An interview was conducted with S1CNO on 07/14/2020 at 11:00 a.m. She confirmed the staff should be removing their gloves and performing hand hygiene before leaving the patients' rooms.

An observation was conducted in the ED on 07/15/2020 at 9:08 a.m. of S10MD entering and leaving Patient #R4's ED room. S10MD did not perform hand hygiene during the observation and went into the nurse's station.

An interview was conducted on with S11Quality on 07/15/2020 at 10:02 a.m. She confirmed staff were expected to perform hand hygiene after each patient contact and when leaving patients rooms.

3. Failure to wear a face mask when indicated and/or wear a face mask properly.

Review of the hospital Personal Protective Equipment & Re-Use Guidelines for Ochsner Health Hospitals & Procedural Areas, Revised June 29, 2020 at 4:00 p.m., revealed, in part:
Employee and Provider PPE Guidance: All patient facing employees will be provided and are expected to wear one surgical or procedural mask during their time at work.

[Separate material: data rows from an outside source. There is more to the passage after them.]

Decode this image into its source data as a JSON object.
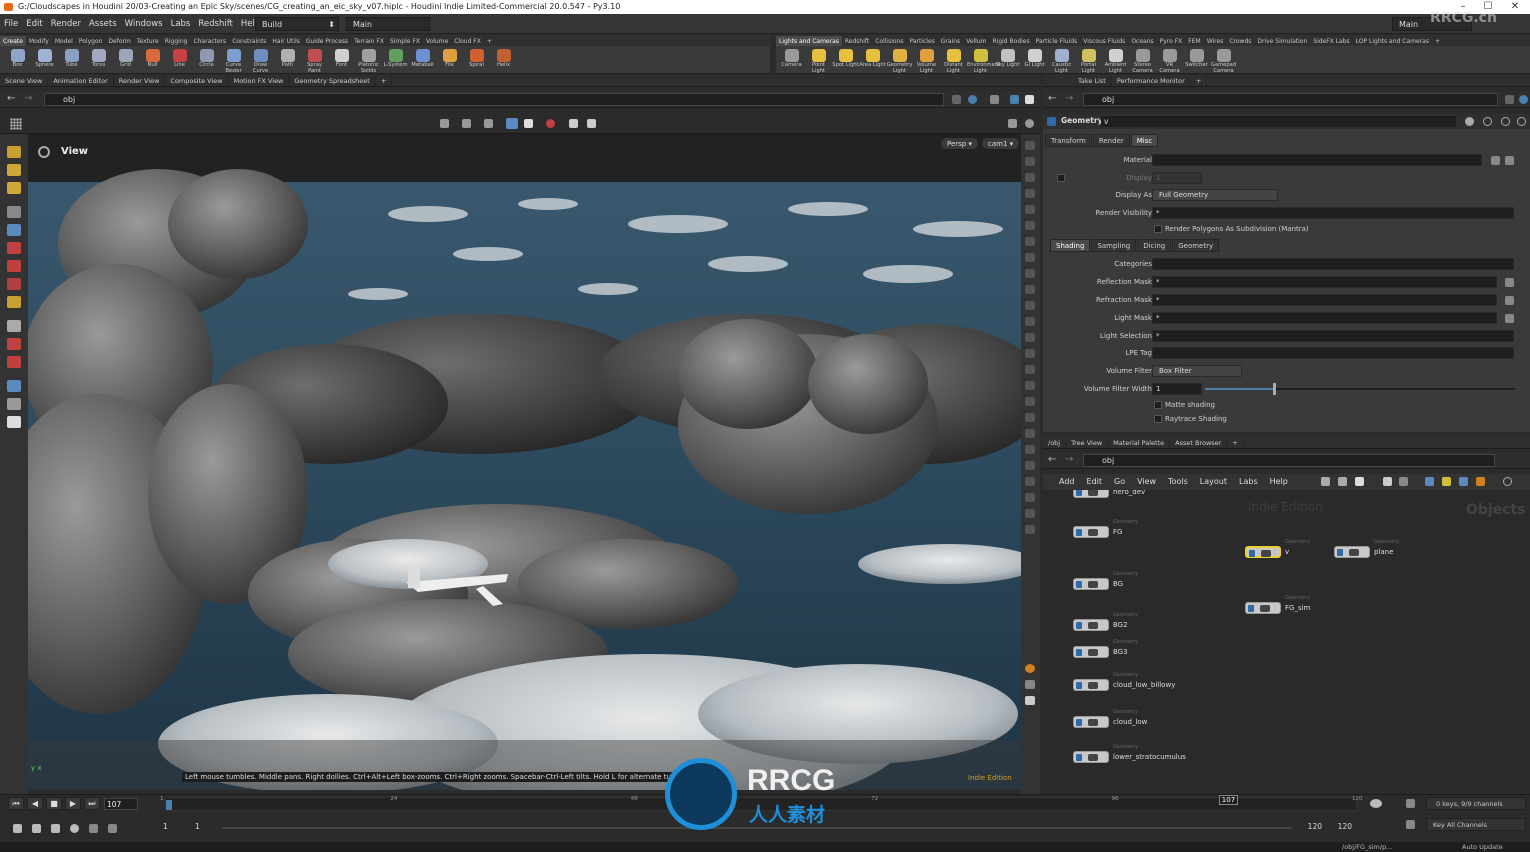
{
  "window": {
    "title": "G:/Cloudscapes in Houdini 20/03-Creating an Epic Sky/scenes/CG_creating_an_eic_sky_v07.hiplc - Houdini Indie Limited-Commercial 20.0.547 - Py3.10",
    "minimize": "–",
    "maximize": "☐",
    "close": "✕"
  },
  "menu": {
    "items": [
      "File",
      "Edit",
      "Render",
      "Assets",
      "Windows",
      "Labs",
      "Redshift",
      "Help"
    ],
    "desktop": "Build",
    "desktop_arrow": "⬍",
    "main": "Main",
    "main_right": "Main"
  },
  "shelf_tabs_left": [
    "Create",
    "Modify",
    "Model",
    "Polygon",
    "Deform",
    "Texture",
    "Rigging",
    "Characters",
    "Constraints",
    "Hair Utils",
    "Guide Process",
    "Terrain FX",
    "Simple FX",
    "Volume",
    "Cloud FX",
    "+"
  ],
  "shelf_tools_left": [
    {
      "label": "Box",
      "color": "#8fa5c9"
    },
    {
      "label": "Sphere",
      "color": "#9fb3d4"
    },
    {
      "label": "Tube",
      "color": "#8aa0c2"
    },
    {
      "label": "Torus",
      "color": "#a0a9c0"
    },
    {
      "label": "Grid",
      "color": "#9ba6b8"
    },
    {
      "label": "Null",
      "color": "#d86a3a"
    },
    {
      "label": "Line",
      "color": "#c84040"
    },
    {
      "label": "Circle",
      "color": "#8d9ab0"
    },
    {
      "label": "Curve Bezier",
      "color": "#7a9fd0"
    },
    {
      "label": "Draw Curve",
      "color": "#6e8ec0"
    },
    {
      "label": "Path",
      "color": "#b0b0b0"
    },
    {
      "label": "Spray Paint",
      "color": "#c05050"
    },
    {
      "label": "Font",
      "color": "#d0d0d0"
    },
    {
      "label": "Platonic Solids",
      "color": "#a0a0a0"
    },
    {
      "label": "L-System",
      "color": "#5f9f5f"
    },
    {
      "label": "Metaball",
      "color": "#6f8fd0"
    },
    {
      "label": "File",
      "color": "#e0a040"
    },
    {
      "label": "Spiral",
      "color": "#d06030"
    },
    {
      "label": "Helix",
      "color": "#c06030"
    }
  ],
  "shelf_tabs_right": [
    "Lights and Cameras",
    "Redshift",
    "Collisions",
    "Particles",
    "Grains",
    "Vellum",
    "Rigid Bodies",
    "Particle Fluids",
    "Viscous Fluids",
    "Oceans",
    "Pyro FX",
    "FEM",
    "Wires",
    "Crowds",
    "Drive Simulation",
    "SideFX Labs",
    "LOP Lights and Cameras",
    "+"
  ],
  "shelf_tools_right": [
    {
      "label": "Camera",
      "color": "#9a9a9a"
    },
    {
      "label": "Point Light",
      "color": "#e8c040"
    },
    {
      "label": "Spot Light",
      "color": "#e8c040"
    },
    {
      "label": "Area Light",
      "color": "#e8c040"
    },
    {
      "label": "Geometry Light",
      "color": "#e0b040"
    },
    {
      "label": "Volume Light",
      "color": "#e0a040"
    },
    {
      "label": "Distant Light",
      "color": "#e8c040"
    },
    {
      "label": "Environment Light",
      "color": "#d0c040"
    },
    {
      "label": "Sky Light",
      "color": "#c0c0c0"
    },
    {
      "label": "GI Light",
      "color": "#d0d0d0"
    },
    {
      "label": "Caustic Light",
      "color": "#a0b0d0"
    },
    {
      "label": "Portal Light",
      "color": "#d0c060"
    },
    {
      "label": "Ambient Light",
      "color": "#d0d0d0"
    },
    {
      "label": "Stereo Camera",
      "color": "#9a9a9a"
    },
    {
      "label": "VR Camera",
      "color": "#9a9a9a"
    },
    {
      "label": "Switcher",
      "color": "#9a9a9a"
    },
    {
      "label": "Gamepad Camera",
      "color": "#9a9a9a"
    }
  ],
  "viewport_tabs": [
    "Scene View",
    "Animation Editor",
    "Render View",
    "Composite View",
    "Motion FX View",
    "Geometry Spreadsheet",
    "+"
  ],
  "right_tabs": [
    "Take List",
    "Performance Monitor",
    "+"
  ],
  "path": {
    "value": "obj"
  },
  "viewport": {
    "label": "View",
    "persp": "Persp ▾",
    "cam": "cam1 ▾",
    "hint": "Left mouse tumbles. Middle pans. Right dollies. Ctrl+Alt+Left box-zooms. Ctrl+Right zooms. Spacebar-Ctrl-Left tilts. Hold L for alternate tumble",
    "edition": "Indie Edition",
    "gizmo": "y x"
  },
  "params": {
    "node_type": "Geometry",
    "node_name": "v",
    "tabs": [
      "Transform",
      "Render",
      "Misc"
    ],
    "material_label": "Material",
    "display_label": "Display",
    "display_value": "1",
    "display_as_label": "Display As",
    "display_as_value": "Full Geometry",
    "render_visibility_label": "Render Visibility",
    "render_visibility_value": "*",
    "render_polys_label": "Render Polygons As Subdivision (Mantra)",
    "subtabs": [
      "Shading",
      "Sampling",
      "Dicing",
      "Geometry"
    ],
    "categories_label": "Categories",
    "reflection_mask_label": "Reflection Mask",
    "reflection_mask_value": "*",
    "refraction_mask_label": "Refraction Mask",
    "refraction_mask_value": "*",
    "light_mask_label": "Light Mask",
    "light_mask_value": "*",
    "light_selection_label": "Light Selection",
    "light_selection_value": "*",
    "lpe_tag_label": "LPE Tag",
    "volume_filter_label": "Volume Filter",
    "volume_filter_value": "Box Filter",
    "volume_filter_width_label": "Volume Filter Width",
    "volume_filter_width_value": "1",
    "volume_filter_width_slider": 0.22,
    "matte_label": "Matte shading",
    "raytrace_label": "Raytrace Shading"
  },
  "net_tabs": [
    "/obj",
    "Tree View",
    "Material Palette",
    "Asset Browser",
    "+"
  ],
  "net_path": "obj",
  "net_menu": [
    "Add",
    "Edit",
    "Go",
    "View",
    "Tools",
    "Layout",
    "Labs",
    "Help"
  ],
  "net_watermark_edition": "Indie Edition",
  "net_watermark_context": "Objects",
  "nodes": [
    {
      "name": "hero_dev",
      "type": ""
    },
    {
      "name": "FG",
      "type": "Geometry"
    },
    {
      "name": "v",
      "type": "Geometry"
    },
    {
      "name": "plane",
      "type": "Geometry"
    },
    {
      "name": "BG",
      "type": "Geometry"
    },
    {
      "name": "FG_sim",
      "type": "Geometry"
    },
    {
      "name": "BG2",
      "type": "Geometry"
    },
    {
      "name": "BG3",
      "type": "Geometry"
    },
    {
      "name": "cloud_low_billowy",
      "type": "Geometry"
    },
    {
      "name": "cloud_low",
      "type": "Geometry"
    },
    {
      "name": "lower_stratocumulus",
      "type": "Geometry"
    }
  ],
  "timeline": {
    "current_frame": "107",
    "ticks": [
      "1",
      "24",
      "48",
      "72",
      "96",
      "120"
    ],
    "start": "1",
    "start2": "1",
    "end": "120",
    "end2": "120",
    "marker": "107",
    "keys_info": "0 keys, 9/9 channels",
    "key_all": "Key All Channels",
    "auto_update": "Auto Update",
    "status_path": "/obj/FG_sim/p..."
  },
  "watermark": {
    "brand": "RRCG",
    "sub": "人人素材",
    "corner": "RRCG.cn"
  }
}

An observation was conducted on 07/14/2020 at 10:56 a.m. of S7RN at the ED nurse's station. S7RN had a mask on, but the mask was pulled down below her nose and her nose was not covered.

An interview was conducted with S3RN, ED Nurse Manager at 07/14/2020 at 11:00 a.m. He confirmed S7RN was incorrectly wearing her mask in the ED nurse's station.

An observation was conducted on 07/14/2020 at 12:39 p.m. of S9CNA at the Medical/Surgical unit nurses' station. S9CNA did not have a mask on.

An observation was conducted on 07/15/2020 at 9:11 a.m. of S10MD at an ED nurse's station computer station. S10MD had a mask on and pulled his face mask down below his nose and mouth. S10MD was noted to converse with ED staff that were within 6 feet.

An interview was conducted with S11Quality on 07/15/2020 at 10:02 a.m. She confirmed S9CNA and S10MD were incorrectly wearing their mask and that all staff were expected to wear either a surgical or procedural mask during their time at work.